Jésus les remet en face de ce qui va se passer ; il emploie pour cela des images fortes :

La coupe : dans la Bible, c’est souvent le symbole de souffrances à subir. On dit « boire la coupe jusqu’à la lie » en parlant d’épreuves qu’on doit endurer.

Quand le baptisé était plongé tout entier, la tête comprise, il passait par un moment critique : il était plongé dans la mort.

Le baptême dont parle Jésus, c’est sa Passion : il va être submergé par les flots de la mort. Cette plongée dans la mort était annoncée par la « plongée » de Jésus, avec les pécheurs, dans l’eau du Jourdain.

Jésus annonce que Jacques et Jean boiront à sa coupe et recevront son baptême: une manière d’annoncer que l’un et l’autre auront à souffrir pour son Nom. Jacques connaîtra le martyre, et l’Apôtre Jean, s’il est décédé de mort naturelle, est passé, selon la tradition, par des épreuves redoutables.

L’indignation des dix autres : Est-ce l’audace trop grande des deux autres qui les fait réagir ? Ou peut-être plutôt la jalousie : on connaît la préoccupation du groupe pour la course aux honneurs.

Jésus en profite pour leur donner une leçon magistrale sur sa façon de concevoir le pouvoir dans son Église : à l’inverse de la façon d’exercer le pouvoir dans l’Empire romain et dans les sociétés civiles (domination le plus souvent totalitaire), Jésus entrevoit pour le gouvernement de son Église une manière tout à fait originale :  en se mettant à la place de « l’esclave » : à l’époque, les esclaves étaient au dernier rang de la société. L’image se veut frappante pour les Douze qui rêvent de domination, de supériorité.

Le Fils de l’homme n’est pas venu pour être servi…Jésus donne pour modèle sa propre personne et il dévoile le sens de toute son existence : il est le « serviteur souffrant » dont parle Isaïe (53, 10-11).

En rançon : il paiera le prix fort, en donnant sa vie pour les péchés de « la multitude », c’est à dire de « tous les hommes » sans exception.

Dans l’Église, le fonctionnement des responsables ou l’exercice de l’autorité devra toujours se vérifier en référence à son fondateur : le service et le don de soi jusqu’à l’extrême.

 

TA PAROLE DANS NOS CŒURS

Seigneur Jésus, Toi le Maître et Seigneur, tu t’es mis à la place de l’esclave. Tu es allé jusqu’à donner ta vie pour nous sauver. Libère-nous de toute tentation de grandeur, de pouvoir, de supériorité.
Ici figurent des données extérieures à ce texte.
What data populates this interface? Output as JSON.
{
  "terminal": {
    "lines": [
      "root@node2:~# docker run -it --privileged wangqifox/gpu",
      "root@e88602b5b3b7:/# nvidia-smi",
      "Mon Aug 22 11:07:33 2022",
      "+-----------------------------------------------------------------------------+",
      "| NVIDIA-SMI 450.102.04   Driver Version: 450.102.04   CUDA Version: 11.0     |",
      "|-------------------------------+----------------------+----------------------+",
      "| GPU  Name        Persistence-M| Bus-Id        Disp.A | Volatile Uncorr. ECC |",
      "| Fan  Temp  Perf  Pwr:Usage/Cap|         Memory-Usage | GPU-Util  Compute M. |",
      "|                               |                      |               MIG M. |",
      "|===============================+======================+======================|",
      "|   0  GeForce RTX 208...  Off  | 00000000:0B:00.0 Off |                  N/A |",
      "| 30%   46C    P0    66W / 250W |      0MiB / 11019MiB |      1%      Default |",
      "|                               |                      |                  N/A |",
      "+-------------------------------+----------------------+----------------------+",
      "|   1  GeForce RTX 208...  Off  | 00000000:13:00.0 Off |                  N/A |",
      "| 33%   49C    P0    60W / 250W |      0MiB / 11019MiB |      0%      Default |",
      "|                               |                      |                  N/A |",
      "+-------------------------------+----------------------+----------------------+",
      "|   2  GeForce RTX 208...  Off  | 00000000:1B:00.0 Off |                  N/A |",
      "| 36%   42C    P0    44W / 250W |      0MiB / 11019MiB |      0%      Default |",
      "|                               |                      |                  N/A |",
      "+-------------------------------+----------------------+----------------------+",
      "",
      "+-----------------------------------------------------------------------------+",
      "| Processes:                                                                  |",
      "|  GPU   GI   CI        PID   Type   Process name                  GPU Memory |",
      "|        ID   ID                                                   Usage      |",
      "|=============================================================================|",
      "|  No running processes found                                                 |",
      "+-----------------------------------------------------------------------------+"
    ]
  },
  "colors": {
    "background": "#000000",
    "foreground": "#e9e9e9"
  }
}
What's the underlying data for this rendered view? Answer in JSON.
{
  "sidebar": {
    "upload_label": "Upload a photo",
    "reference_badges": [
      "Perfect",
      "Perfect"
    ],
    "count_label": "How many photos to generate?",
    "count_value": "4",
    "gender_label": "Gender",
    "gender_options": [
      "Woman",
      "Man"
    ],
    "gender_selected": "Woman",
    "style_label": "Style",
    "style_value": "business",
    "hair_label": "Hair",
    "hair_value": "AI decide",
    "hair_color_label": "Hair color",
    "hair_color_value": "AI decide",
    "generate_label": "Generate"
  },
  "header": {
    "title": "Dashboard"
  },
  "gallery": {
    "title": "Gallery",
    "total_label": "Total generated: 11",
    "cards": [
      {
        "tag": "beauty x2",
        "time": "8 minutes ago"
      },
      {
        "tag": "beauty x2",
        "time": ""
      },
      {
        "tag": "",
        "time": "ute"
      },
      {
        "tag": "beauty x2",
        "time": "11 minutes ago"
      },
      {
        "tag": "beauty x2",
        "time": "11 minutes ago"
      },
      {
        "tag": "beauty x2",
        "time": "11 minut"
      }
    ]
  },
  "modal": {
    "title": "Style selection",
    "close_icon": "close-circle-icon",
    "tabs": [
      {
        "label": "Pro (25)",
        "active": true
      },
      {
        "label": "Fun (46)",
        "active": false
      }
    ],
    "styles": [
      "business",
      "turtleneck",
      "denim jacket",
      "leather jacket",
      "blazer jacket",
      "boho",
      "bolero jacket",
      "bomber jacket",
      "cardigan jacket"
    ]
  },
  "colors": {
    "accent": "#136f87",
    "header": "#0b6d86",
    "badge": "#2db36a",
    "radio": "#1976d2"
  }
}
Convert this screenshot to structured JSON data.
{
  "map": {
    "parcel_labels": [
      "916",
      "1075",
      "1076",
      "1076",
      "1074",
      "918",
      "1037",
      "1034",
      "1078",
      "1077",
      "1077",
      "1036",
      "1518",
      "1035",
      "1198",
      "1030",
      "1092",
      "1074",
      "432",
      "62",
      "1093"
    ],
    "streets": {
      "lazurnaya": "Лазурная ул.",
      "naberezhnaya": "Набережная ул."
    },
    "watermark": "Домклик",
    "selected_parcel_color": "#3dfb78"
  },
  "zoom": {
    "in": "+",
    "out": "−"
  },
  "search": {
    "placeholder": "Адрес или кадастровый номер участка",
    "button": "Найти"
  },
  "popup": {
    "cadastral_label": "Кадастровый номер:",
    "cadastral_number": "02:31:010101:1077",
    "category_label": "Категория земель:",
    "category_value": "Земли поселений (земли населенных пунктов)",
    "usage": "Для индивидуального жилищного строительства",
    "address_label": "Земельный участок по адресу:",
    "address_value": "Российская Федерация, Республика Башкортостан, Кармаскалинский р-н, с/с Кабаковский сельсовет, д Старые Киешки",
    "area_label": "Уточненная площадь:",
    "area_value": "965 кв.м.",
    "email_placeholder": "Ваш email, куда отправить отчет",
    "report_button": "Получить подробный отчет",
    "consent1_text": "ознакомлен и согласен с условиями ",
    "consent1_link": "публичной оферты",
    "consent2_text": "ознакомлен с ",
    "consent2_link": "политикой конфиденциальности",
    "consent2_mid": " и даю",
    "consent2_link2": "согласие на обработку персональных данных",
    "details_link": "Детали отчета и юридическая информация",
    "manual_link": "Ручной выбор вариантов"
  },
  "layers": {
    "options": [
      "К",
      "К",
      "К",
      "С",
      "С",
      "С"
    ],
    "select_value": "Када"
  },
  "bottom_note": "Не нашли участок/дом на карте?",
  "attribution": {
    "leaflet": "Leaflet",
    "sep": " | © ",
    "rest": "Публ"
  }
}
Quand nous avons une responsabilité dans ton Église, aide-nous à l’exercer « en Église » pour ne pas tomber dans le piège de l’autoritarisme et du pouvoir dominateur.

 

 TA PAROLE DANS NOTRE VIE

La Parole aujourd’hui dans notre vie

Quelle est la Bonne Nouvelle que nous apporte cet évangile ?

Aux yeux de Dieu, celui qui est grand, c’est celui qui imite son Fils Jésus : Celui qui s’abaisse sera élevé. N’est-ce pas le chant de Marie : Dieu « renverse les puissants de leurs trônes, il élève les humbles. »

Quel visage de Dieu Jésus nous révèle-t-il dans ce passage ?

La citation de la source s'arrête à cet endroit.